Written by Avi Raichel, CIO at Zerto
Digital transformation involves much more than just technology, and success with it is as much about a culture shift as anything else. With this in mind, and with CIOs frequently being measured on their success with the digital transformation agenda, building a new culture is quickly becoming an important part of the CIO role.
This means CIOs need to go beyond setting the technical agenda, they also need to set the tone for the shift – by educating professionals, modeling a new approach to leadership, as well as embracing disruptive and innovative ways of thinking. By promoting a culture where change is the only constant, and experimentation is encouraged, businesses are able to harness the latest technology and deliver additional value and experiences to the customer.
Yet cultural change is always difficult. It involves the buy-in of a diverse range of internal stakeholders, and requires resilience and planning to succeed. Nevertheless, there are some universal guidelines that can help in any organization.
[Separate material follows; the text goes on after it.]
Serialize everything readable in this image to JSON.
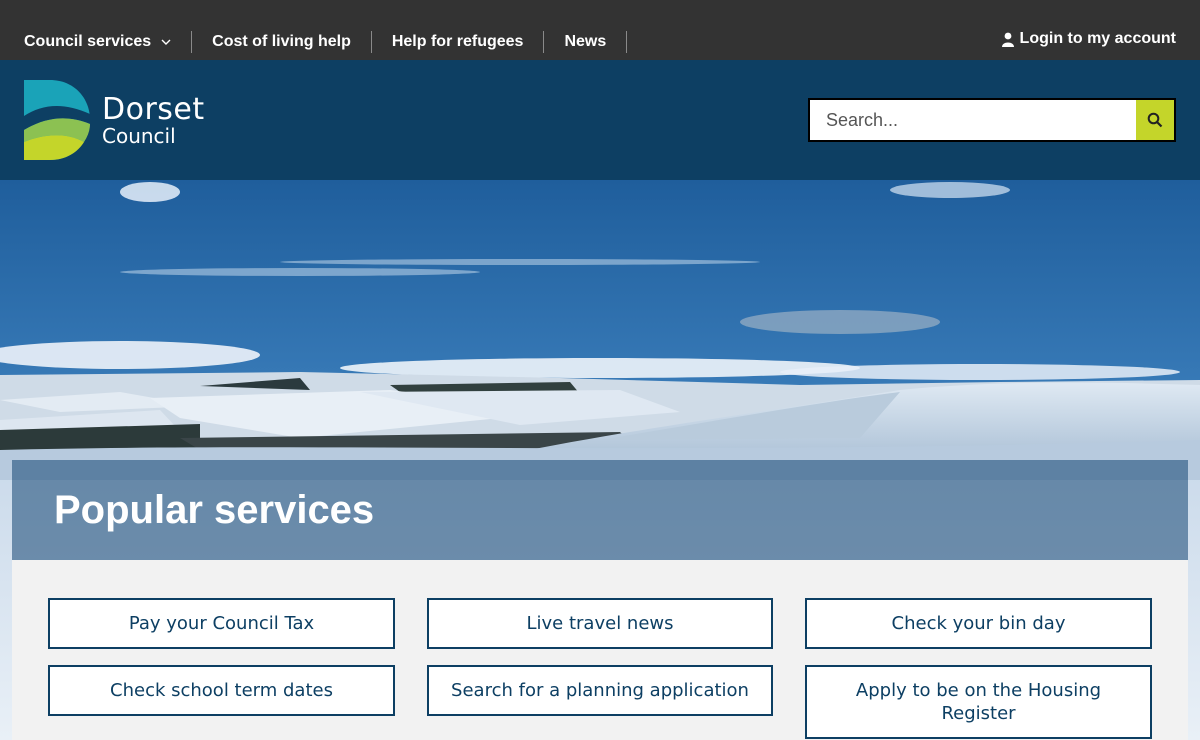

Customers come first, always
“The customer is always right”, so claimed Harry Gordon Selfridge back in the 20th century, when consumerism really came into its own. However, this “obsession” over customer satisfaction is one that remains prevalent in digital transformation. When the customer’s happiness has such an impact on a company’s revenue, it’s no wonder they are a priority.
The first objective in the cultural change, then, is to focus on making sure that services are available when, and how, the customer wants them. This means pulling the customer insights from the business teams into the technology sphere, all with the aim of creating a resilient, omni-channel business that can be accessed by the customer’s preferred platform – whether that is mobile, online or even in-person.
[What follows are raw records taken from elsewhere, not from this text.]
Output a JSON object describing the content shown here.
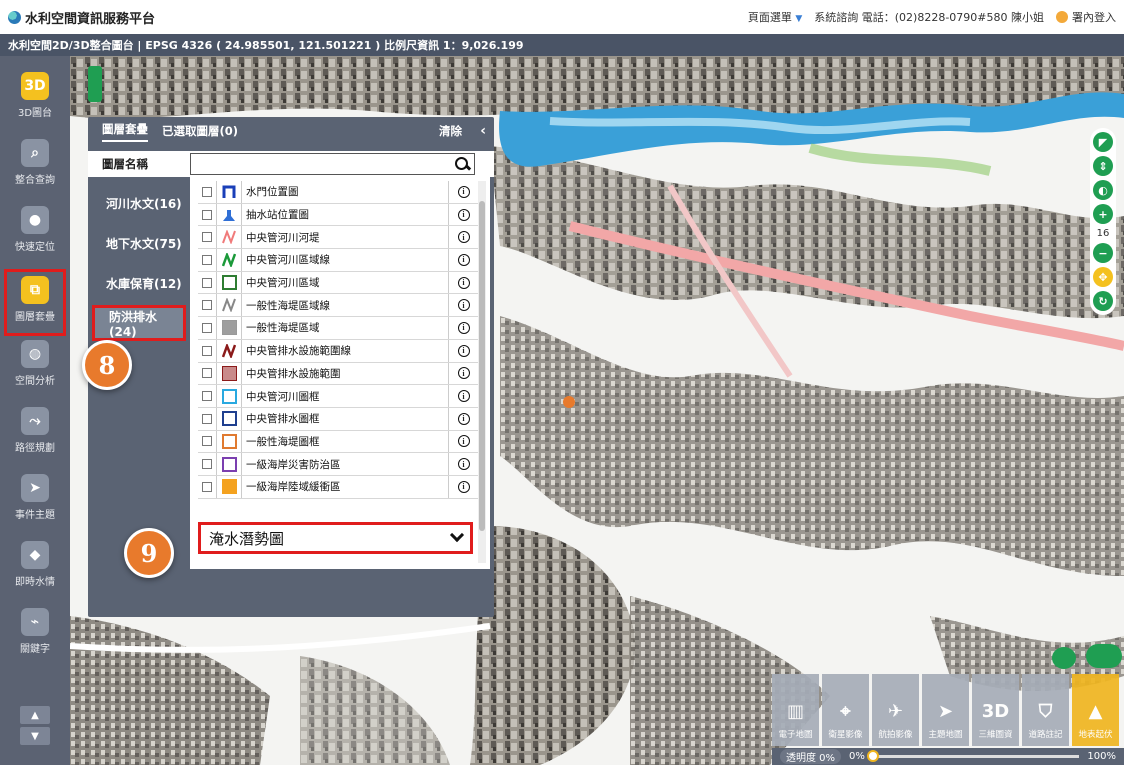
{
  "header": {
    "app_title": "水利空間資訊服務平台",
    "page_menu": "頁面選單",
    "consult": "系統諮詢 電話：(02)8228-0790#580 陳小姐",
    "login": "署內登入"
  },
  "coordbar": {
    "text": "水利空間2D/3D整合圖台 | EPSG 4326 ( 24.985501, 121.501221 ) 比例尺資訊 1：9,026.199"
  },
  "left_toolbar": {
    "items": [
      {
        "label": "3D圖台",
        "icon": "3D"
      },
      {
        "label": "整合查詢",
        "icon": "search-icon"
      },
      {
        "label": "快速定位",
        "icon": "pin-icon"
      },
      {
        "label": "圖層套疊",
        "icon": "layers-icon"
      },
      {
        "label": "空間分析",
        "icon": "globe-icon"
      },
      {
        "label": "路徑規劃",
        "icon": "route-icon"
      },
      {
        "label": "事件主題",
        "icon": "flag-icon"
      },
      {
        "label": "即時水情",
        "icon": "drop-icon"
      },
      {
        "label": "關鍵字",
        "icon": "tag-icon"
      }
    ]
  },
  "panel": {
    "tab_overlay": "圖層套疊",
    "tab_selected": "已選取圖層(0)",
    "clear": "清除",
    "collapse": "‹",
    "search_label": "圖層名稱",
    "search_value": "",
    "categories": [
      "河川水文(16)",
      "地下水文(75)",
      "水庫保育(12)",
      "防洪排水(24)"
    ],
    "layers": [
      {
        "name": "水門位置圖",
        "icon": "gate-icon",
        "color": "#1a3fb8"
      },
      {
        "name": "抽水站位置圖",
        "icon": "pump-icon",
        "color": "#2f6fd6"
      },
      {
        "name": "中央管河川河堤",
        "icon": "line-icon",
        "color": "#f07a7a"
      },
      {
        "name": "中央管河川區域線",
        "icon": "line-icon",
        "color": "#1b9a3a"
      },
      {
        "name": "中央管河川區域",
        "icon": "square-outline-icon",
        "color": "#2e7d32"
      },
      {
        "name": "一般性海堤區域線",
        "icon": "line-icon",
        "color": "#888888"
      },
      {
        "name": "一般性海堤區域",
        "icon": "square-fill-icon",
        "color": "#9e9e9e"
      },
      {
        "name": "中央管排水設施範圍線",
        "icon": "line-icon",
        "color": "#8b1a1a"
      },
      {
        "name": "中央管排水設施範圍",
        "icon": "square-fill-icon",
        "color": "#c98a8a"
      },
      {
        "name": "中央管河川圖框",
        "icon": "square-outline-icon",
        "color": "#29a9e0"
      },
      {
        "name": "中央管排水圖框",
        "icon": "square-outline-icon",
        "color": "#1f3f8f"
      },
      {
        "name": "一般性海堤圖框",
        "icon": "square-outline-icon",
        "color": "#e07a30"
      },
      {
        "name": "一級海岸災害防治區",
        "icon": "square-outline-icon",
        "color": "#7b3fb0"
      },
      {
        "name": "一級海岸陸域緩衝區",
        "icon": "square-fill-icon",
        "color": "#f4a21f"
      }
    ],
    "dropdown_value": "淹水潛勢圖"
  },
  "badges": {
    "step8": "8",
    "step9": "9"
  },
  "map_controls": {
    "zoom_level": "16"
  },
  "basemaps": {
    "items": [
      {
        "label": "電子地圖",
        "icon": "map-icon"
      },
      {
        "label": "衛星影像",
        "icon": "satellite-icon"
      },
      {
        "label": "航拍影像",
        "icon": "plane-icon"
      },
      {
        "label": "主題地圖",
        "icon": "paperplane-icon"
      },
      {
        "label": "三維圖資",
        "icon": "3D"
      },
      {
        "label": "道路註記",
        "icon": "road-icon"
      },
      {
        "label": "地表起伏",
        "icon": "terrain-icon"
      }
    ],
    "opacity_label": "透明度 0%",
    "opacity_min": "0%",
    "opacity_max": "100%",
    "opacity_value": 0
  },
  "colors": {
    "accent": "#f4c11f",
    "highlight": "#e01c1c",
    "panel": "#5a6373",
    "map_ctrl": "#1f9e52"
  }
}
On the backend, it also means working to make service downtime a thing of the past, by looking at technologies that can keep the business online no matter what. It’s hard to overstate the significance of this, with recent IDC research showing that 93% of businesses have experienced a tech-related disruption in the last two years, and two fifths of disrupted organizations reporting a loss of customers (20%) or direct damage to the company reputation (19%).
All data should inform decisions – not just one department
With this desire for new services, and resilience in the ones that already exist, comes an increased demand and expectation for fast results driven by data. This creates a need for streamlined, agile workflows across departments to support continuous development of services and applications that support customers needs.
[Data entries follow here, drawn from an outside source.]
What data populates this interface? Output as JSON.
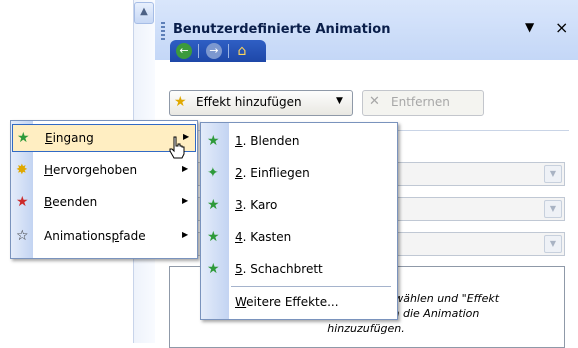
{
  "pane": {
    "title": "Benutzerdefinierte Animation",
    "menu_glyph": "▼",
    "close_glyph": "×"
  },
  "nav": {
    "back": "←",
    "forward": "→",
    "home": "⌂"
  },
  "toolbar": {
    "add_effect_label": "Effekt hinzufügen",
    "add_effect_arrow": "▼",
    "remove_label": "Entfernen"
  },
  "hint_text_lines": [
    "Ein Element auf der Folie auswählen und \"Effekt",
    "hinzufügen\" anklicken, um die Animation",
    "hinzuzufügen."
  ],
  "menu": {
    "items": [
      {
        "mnemonic": "E",
        "rest": "ingang",
        "icon": "entrance-star-icon",
        "color": "#2e9a3a",
        "selected": true
      },
      {
        "mnemonic": "H",
        "rest": "ervorgehoben",
        "icon": "emphasis-star-icon",
        "color": "#e0a800",
        "selected": false
      },
      {
        "mnemonic": "B",
        "rest": "eenden",
        "icon": "exit-star-icon",
        "color": "#cc2a2a",
        "selected": false
      },
      {
        "pre": "Animations",
        "mnemonic": "p",
        "rest": "fade",
        "icon": "motion-path-star-icon",
        "color": "#2a2a2a",
        "selected": false
      }
    ]
  },
  "submenu": {
    "items": [
      {
        "num": "1",
        "label": "Blenden"
      },
      {
        "num": "2",
        "label": "Einfliegen"
      },
      {
        "num": "3",
        "label": "Karo"
      },
      {
        "num": "4",
        "label": "Kasten"
      },
      {
        "num": "5",
        "label": "Schachbrett"
      }
    ],
    "more_mnemonic": "W",
    "more_rest": "eitere Effekte..."
  },
  "colors": {
    "selection_bg": "#ffeec2",
    "selection_border": "#316ac5",
    "header_blue": "#c4d7f7",
    "nav_blue": "#1e47a8"
  }
}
Meeting this need for innovation and insight also requires unprecedented levels of collaboration between all departments in an organization, which is easier said than done if your teams are siloed by product, or solution, and you have a large number of sub-groups within this. For example, if your IT team is split into storage, backup, network, application and infrastructure groups, it will be near impossible to create one comprehensive picture of what technology you have doing what, where in your organization. This type of siloing can be detrimental to an agile, data-driven business.
Adopting converged mobility tools and solutions that work across traditionally siloed departments can add flexibility while changing the way that IT traditionally works. CIOs can use this to accelerate cultural change as well as supporting IT teams and the business as a whole in continually challenging the status quo, experimenting often, and getting comfortable with any type of disruption.
Keep your eyes on the horizon
All this planning for a multi-channel environment, likely built across many clouds, must not detract from embracing a culture that consistently looks to solve tomorrow’s problems rather than just today’s. This means encouraging professionals from any department to proactively work with the IT team to try new technologies as they appear, to see if they can provide even better services for customers.
However, critical to this is making flexible, vendor-agnostic tools a central part of your IT infrastructure – for example, ones that can work moving data to, from and between the cloud platforms of today, and are vendor-neutral enough to adapt to the platforms of tomorrow too. Only then will businesses be able to plug and play new solutions quickly and effectively when they appear.